Le décret n° 2019-1190 du 18 novembre 2019, pris en application de la loi du 22 juillet 2019 portant création d’une Agence nationale de la cohésion des territoires au 1er janvier 2020, et en fixant les règles d’organisation et le fonctionnement, est paru au JO du 19. 

Le texte est composé de 15 articles, dont une partie s’applique dès le 20 novembre 2019, et une autre (articles 2 à 5) entre en vigueur au 1er janvier 2020, date du transfert du personnel. Le conseil d’administration doit se réunir toutefois auparavant pour adopter le budget de l’agence et élire son président et son vice-président. Le décret impose que ce soit "avant le 15 décembre 2019", ce sera "entre le 10 et le 15 décembre", précise à AEF info Yves Le Breton, futur directeur général de l’agence, croisé le 19 novembre sur le salon des maires. Cette première réunion du CA sera, selon le décret, présidée par le doyen d’âge des représentants des collectivités.

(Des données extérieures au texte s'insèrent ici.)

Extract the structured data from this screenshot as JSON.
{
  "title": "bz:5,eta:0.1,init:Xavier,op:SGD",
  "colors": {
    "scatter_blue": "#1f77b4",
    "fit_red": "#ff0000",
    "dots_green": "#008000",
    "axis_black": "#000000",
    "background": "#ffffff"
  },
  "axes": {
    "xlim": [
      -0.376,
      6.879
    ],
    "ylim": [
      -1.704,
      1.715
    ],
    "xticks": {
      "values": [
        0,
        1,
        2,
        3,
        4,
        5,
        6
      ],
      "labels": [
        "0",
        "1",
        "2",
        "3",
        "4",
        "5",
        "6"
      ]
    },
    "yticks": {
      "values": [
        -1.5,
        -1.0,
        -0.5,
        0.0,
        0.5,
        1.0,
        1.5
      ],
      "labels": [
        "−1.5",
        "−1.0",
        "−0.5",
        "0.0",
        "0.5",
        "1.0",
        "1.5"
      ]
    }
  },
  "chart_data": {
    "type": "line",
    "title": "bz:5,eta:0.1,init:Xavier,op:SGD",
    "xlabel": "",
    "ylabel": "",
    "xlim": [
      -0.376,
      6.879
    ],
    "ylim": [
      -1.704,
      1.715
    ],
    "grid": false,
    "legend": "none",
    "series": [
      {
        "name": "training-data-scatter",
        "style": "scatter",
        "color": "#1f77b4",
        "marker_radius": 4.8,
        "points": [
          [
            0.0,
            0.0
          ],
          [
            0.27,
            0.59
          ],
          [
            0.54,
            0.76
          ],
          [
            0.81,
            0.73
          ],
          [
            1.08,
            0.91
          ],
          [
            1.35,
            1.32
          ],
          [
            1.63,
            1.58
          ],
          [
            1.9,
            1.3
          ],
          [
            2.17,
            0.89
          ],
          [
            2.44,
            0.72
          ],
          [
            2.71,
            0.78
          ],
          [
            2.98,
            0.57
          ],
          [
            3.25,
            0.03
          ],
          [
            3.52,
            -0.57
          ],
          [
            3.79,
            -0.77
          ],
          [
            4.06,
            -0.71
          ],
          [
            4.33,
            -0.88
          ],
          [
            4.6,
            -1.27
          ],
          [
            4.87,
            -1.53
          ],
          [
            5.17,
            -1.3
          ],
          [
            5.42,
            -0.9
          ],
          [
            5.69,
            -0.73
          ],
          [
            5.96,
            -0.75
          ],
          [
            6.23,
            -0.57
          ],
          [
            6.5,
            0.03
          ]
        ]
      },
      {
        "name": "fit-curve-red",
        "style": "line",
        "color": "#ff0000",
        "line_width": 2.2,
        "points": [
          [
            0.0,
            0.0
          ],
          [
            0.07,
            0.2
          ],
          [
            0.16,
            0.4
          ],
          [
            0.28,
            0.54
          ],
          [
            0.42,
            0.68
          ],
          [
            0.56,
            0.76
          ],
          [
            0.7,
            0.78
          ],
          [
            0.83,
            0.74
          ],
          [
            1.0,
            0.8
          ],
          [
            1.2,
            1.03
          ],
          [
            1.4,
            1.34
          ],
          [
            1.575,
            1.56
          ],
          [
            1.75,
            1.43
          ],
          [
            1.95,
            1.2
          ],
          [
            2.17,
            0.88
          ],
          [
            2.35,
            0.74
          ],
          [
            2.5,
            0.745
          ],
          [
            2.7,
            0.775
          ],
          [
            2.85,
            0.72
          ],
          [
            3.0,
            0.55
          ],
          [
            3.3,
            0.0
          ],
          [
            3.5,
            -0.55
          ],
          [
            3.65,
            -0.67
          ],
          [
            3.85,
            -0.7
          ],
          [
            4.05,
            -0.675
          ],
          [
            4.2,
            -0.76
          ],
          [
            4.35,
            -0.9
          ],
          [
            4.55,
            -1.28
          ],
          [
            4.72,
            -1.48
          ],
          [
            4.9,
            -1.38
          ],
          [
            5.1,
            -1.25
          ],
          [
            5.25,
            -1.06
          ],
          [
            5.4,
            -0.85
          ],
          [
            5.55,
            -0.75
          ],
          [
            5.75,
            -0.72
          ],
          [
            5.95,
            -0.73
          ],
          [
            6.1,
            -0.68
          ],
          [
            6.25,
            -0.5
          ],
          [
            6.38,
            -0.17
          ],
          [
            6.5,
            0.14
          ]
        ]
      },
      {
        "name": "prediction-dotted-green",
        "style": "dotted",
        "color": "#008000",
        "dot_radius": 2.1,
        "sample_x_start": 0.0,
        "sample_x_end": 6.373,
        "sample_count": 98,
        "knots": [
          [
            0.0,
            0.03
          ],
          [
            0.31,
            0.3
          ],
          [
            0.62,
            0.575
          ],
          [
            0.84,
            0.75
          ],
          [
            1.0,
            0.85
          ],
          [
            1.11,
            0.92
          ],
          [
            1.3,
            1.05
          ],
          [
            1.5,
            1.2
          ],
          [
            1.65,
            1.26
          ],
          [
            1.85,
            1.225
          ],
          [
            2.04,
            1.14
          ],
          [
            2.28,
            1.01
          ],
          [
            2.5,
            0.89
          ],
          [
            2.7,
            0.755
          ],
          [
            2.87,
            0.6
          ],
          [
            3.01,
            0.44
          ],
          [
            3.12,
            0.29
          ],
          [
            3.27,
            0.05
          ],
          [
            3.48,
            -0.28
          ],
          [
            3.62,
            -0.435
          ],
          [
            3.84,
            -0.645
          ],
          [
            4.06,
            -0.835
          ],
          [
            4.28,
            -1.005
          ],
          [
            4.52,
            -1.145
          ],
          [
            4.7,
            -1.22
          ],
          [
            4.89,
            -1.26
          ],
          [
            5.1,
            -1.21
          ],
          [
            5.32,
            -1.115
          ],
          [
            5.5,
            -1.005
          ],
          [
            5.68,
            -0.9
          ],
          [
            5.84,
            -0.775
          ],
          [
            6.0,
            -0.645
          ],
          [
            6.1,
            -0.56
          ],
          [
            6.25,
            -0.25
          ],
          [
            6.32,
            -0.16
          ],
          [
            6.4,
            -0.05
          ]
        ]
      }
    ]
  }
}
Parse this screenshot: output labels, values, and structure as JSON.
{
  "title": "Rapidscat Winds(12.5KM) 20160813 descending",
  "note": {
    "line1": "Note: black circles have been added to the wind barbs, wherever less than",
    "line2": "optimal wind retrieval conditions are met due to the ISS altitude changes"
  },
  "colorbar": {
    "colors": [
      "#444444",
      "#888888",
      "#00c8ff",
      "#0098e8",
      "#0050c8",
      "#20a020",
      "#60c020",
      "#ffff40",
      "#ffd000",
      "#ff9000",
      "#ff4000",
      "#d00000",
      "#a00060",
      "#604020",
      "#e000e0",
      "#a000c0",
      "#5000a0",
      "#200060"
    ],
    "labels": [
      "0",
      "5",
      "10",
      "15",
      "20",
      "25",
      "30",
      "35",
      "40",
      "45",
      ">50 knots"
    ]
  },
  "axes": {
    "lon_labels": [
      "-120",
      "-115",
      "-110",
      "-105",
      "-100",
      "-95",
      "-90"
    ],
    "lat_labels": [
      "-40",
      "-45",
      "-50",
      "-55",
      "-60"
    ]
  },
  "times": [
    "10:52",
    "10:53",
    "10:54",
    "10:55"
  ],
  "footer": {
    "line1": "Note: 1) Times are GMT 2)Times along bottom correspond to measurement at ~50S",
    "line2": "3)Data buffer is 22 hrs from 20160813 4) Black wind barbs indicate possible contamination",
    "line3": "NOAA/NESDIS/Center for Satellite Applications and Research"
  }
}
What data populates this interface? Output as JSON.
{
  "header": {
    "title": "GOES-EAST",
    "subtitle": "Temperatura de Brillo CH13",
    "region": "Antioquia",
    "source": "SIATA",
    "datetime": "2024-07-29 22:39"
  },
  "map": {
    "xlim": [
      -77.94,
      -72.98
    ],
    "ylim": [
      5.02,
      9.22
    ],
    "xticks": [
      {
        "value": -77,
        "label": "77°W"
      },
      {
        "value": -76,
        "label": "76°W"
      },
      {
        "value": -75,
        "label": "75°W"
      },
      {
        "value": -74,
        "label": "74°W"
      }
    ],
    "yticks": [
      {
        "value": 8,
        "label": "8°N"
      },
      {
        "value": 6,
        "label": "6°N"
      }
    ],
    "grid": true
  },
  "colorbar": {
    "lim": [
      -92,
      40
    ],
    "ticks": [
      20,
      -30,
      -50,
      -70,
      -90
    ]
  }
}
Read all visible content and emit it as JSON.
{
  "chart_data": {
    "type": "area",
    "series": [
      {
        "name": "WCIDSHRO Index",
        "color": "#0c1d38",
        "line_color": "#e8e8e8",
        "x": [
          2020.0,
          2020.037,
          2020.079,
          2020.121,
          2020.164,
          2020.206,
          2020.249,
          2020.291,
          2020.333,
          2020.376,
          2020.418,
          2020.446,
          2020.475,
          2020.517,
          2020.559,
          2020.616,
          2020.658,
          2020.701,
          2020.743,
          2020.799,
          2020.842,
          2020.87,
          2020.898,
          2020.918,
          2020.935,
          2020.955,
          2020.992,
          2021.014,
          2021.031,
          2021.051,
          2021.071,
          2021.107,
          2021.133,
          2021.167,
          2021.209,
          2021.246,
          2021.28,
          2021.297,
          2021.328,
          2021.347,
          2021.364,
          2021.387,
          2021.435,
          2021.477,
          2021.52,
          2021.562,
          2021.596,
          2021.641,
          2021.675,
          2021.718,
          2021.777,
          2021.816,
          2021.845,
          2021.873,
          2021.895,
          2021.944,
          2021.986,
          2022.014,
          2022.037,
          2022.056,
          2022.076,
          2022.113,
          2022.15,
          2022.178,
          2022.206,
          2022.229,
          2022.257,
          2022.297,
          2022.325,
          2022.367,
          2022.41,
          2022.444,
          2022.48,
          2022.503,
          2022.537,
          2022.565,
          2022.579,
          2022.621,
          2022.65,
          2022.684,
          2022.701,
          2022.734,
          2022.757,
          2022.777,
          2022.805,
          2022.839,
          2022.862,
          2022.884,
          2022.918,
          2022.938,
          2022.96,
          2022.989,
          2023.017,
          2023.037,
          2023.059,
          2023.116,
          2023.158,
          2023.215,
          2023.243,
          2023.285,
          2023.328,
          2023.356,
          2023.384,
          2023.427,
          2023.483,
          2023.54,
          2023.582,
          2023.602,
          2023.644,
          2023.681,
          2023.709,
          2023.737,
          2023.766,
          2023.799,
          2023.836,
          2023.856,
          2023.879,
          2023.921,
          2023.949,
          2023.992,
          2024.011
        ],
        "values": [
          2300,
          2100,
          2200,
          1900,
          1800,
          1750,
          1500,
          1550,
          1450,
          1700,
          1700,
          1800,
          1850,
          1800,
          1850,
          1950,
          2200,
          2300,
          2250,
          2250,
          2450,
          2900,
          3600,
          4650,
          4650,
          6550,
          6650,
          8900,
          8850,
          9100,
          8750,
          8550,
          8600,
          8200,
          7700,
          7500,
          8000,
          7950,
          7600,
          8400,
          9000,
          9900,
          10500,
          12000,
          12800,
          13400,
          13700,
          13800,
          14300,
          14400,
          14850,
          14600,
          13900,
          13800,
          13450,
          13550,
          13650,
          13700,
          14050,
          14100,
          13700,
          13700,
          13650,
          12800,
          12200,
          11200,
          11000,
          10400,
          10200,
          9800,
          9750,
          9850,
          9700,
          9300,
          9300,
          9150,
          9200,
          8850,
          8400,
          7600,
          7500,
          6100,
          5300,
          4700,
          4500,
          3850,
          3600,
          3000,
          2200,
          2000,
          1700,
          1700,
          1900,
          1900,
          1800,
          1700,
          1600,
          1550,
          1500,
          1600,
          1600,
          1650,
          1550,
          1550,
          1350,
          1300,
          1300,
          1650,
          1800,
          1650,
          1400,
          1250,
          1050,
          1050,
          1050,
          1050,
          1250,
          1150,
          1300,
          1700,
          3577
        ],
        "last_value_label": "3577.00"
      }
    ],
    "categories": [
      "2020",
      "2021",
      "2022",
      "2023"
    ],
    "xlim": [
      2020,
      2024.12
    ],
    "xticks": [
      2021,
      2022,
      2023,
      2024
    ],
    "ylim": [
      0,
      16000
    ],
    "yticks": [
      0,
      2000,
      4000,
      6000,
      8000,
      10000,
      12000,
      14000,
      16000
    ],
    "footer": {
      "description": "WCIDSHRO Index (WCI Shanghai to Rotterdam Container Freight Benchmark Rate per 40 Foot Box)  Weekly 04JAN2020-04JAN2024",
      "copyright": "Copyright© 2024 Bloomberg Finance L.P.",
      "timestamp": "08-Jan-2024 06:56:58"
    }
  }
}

Un lien fort avec les préfets, délégués territoriaux de l’agence

La première disposition du décret indique que l’ANCT est placée sous la tutelle des ministres chargés de l’aménagement du territoire, des collectivités territoriales et de la politique de la ville. Et qu’elle peut, "à leur demande", apporter son concours aux collectivités d’outre-mer dans des conditions définies par voie de convention.

Le décret indique bien, dès l’article 1, que l’agence "apporte son concours au préfet de région et au préfet de département", lequel tiendra le rôle de délégué territorial de l’agence dans son territoire. Ce concours se traduit par "une mission de veille et d’alerte" qui se manifeste par des "travaux d’observation de la politique de la ville et de la politique d’aménagement du territoire" et des "travaux de réflexions prospectives et stratégiques en direction des territoires, notamment en matière de transition numérique, écologique, démographique, de mutations économiques et de coopération transfrontalière". L’ANCT contribue également à la mise en place de dispositifs d’innovation et d’expérimentation de politiques publiques dans les territoires.

Yves Le Breton insiste sur "le développement d’une offre d’ingénierie - aider à monter des appels à projets par exemple - au profit des territoires qui ne disposent pas d’une ingénierie propre". "Il ne s’agit pas d’être en concurrence [avec des cabinets conseils ou d’autres opérateurs], mais de venir en complémentarité et de développer une expertise propre à l’ANCT."

Un CA de 33 membres, dont 16 représentants de l’État et 10 des collectivités

Le conseil d’administration de l’ANCT est composé de 33 membres avec voix délibérative. Outre 2 députés et 2 sénateurs, il comprend : 16 représentants de l’État dans les ministères (1) ; 1 représentant de la Caisse des dépôts ; 10 représentants des collectivités territoriales et de leurs groupements "dont au moins un élu représentant une collectivité d’outre-mer", chaque association d’élus ayant un unique représentant quelle que soit sa taille (2), deux représentants du personnel. Un suppléant est désigné pour les membres autres que les parlementaires selon les mêmes modalités que pour les membres titulaires.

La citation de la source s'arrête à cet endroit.